Jail for 'ultra-counterfeiters'

A new offence is created to imprison the increasingly common cases of manipulation of images or voices of third parties through artificial intelligence, distributed over the internet without their permission, with high sexual or vexatious content and causing serious damage. "A prison sentence of one to two years will be imposed on those who, without the permission of the person concerned and with the intention of undermining their moral integrity, spread, exhibit or transfer their body image or voice audio generated, modified or recreated using automated systems, software, algorithms, artificial intelligence or any other technology, so that it appears real, simulating situations of sexual or seriously degrading content". If the distribution is massive, the penalty will be two years.

Fake virtual identity, aggravating factor

The use of fictitious identities on the internet, including the attribution of false age or sex, to facilitate the commission of crimes will now be considered an aggravating circumstance in the penal code and the corresponding penalty will be increased to the upper half of the range. It is intended above all for sexual crimes against minors (harassment, grooming, aggression, exhibitionism, corruption), in which paedophiles are increasingly pretending to be boys or girls of their own age in order to trap their victims.

Urgent removal of content

The regulation extends the current system of legal procedures and swift action for the removal of pirated content from web pages or any other digital site, or even its closure, to those that may infringe children's rights. It grants public authorities the same possibilities of action used in the case of infringement of intellectual property rights for situations in which the best interests of the child must be defended.

Free parental controls

All mobile phones, tablets, computers and televisions sold in Spain will be obliged to include an effective and free parental control system so parents or guardians can take measures to protect minors from the risks of using these devices and browsing the internet, chats and social media. Manufacturers and providers will have to offer activation of the system by default in the initial configuration process of the device, as is the case with languages. It will be up to all parents, regardless of their financial means or abilities, to decide whether or not to activate such shielding and what limitations on device and internet use they impose on their children. Its configuration should be user-friendly and accessible to the majority.
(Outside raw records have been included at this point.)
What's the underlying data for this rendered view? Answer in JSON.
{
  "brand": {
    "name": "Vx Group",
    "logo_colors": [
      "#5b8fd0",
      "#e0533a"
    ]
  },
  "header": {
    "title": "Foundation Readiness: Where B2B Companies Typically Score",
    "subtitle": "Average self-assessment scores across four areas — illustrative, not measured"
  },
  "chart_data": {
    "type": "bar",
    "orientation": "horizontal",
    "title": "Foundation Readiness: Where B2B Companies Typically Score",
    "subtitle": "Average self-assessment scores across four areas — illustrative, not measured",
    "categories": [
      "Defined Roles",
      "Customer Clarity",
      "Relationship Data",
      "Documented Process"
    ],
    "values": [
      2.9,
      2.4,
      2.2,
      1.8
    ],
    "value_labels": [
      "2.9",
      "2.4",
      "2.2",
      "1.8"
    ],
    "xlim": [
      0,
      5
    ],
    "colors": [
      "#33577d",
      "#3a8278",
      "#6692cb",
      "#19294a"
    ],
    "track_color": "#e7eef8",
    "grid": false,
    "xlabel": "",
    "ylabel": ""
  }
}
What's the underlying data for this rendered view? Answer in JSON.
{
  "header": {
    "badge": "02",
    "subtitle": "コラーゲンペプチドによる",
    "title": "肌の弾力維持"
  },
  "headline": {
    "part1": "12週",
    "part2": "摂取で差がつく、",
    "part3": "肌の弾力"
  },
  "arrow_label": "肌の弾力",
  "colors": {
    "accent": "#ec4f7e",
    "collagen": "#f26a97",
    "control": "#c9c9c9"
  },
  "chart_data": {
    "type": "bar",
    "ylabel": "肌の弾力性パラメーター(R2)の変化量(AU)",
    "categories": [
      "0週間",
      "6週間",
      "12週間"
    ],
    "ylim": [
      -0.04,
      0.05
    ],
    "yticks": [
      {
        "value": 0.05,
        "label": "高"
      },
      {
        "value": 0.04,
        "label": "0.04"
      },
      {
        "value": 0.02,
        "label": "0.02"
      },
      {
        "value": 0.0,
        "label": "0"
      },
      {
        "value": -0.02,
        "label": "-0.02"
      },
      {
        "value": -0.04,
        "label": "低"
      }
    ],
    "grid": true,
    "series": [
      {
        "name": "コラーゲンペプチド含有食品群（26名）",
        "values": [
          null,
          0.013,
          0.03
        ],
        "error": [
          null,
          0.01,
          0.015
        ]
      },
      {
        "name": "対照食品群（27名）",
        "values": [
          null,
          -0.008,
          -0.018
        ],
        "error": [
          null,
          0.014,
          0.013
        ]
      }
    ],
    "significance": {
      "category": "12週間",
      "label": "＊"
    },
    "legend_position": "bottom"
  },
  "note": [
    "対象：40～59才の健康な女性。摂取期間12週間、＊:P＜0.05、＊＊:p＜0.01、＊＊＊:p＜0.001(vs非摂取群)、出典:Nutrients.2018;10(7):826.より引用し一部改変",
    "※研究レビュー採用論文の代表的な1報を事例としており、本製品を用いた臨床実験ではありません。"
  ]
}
Risk warnings and age verification

The draft bill foresees that the parental control device forms a protective triangle with the duty of providers to use an effective age verification system to provide access to adult content (pornography, gambling or violent content, among others) and with their also new obligation to label, with clear information and simple language, all inappropriate content for minors as well as to publicise the risks for these young people of their products and functions. These obligatory alerts will facilitate bans on websites, apps, forums, networks or functionalities that parents can carry out through parental control.

Digital literacy

The regulation orders the implementation of a national strategy for the digital protection of children, with short, medium and long-term measures, most of which will come from the proposal that the group of 50 experts will present this month. One of the basic measures will be a digital literacy programme, which, in coordination with the regions, will be taught from primary, to give children tools for protection and detection of fake news. It will not be a specific subject but rather a cross-cutting teaching that will permeate all education, for which teachers and counsellors will also have to receive specific training.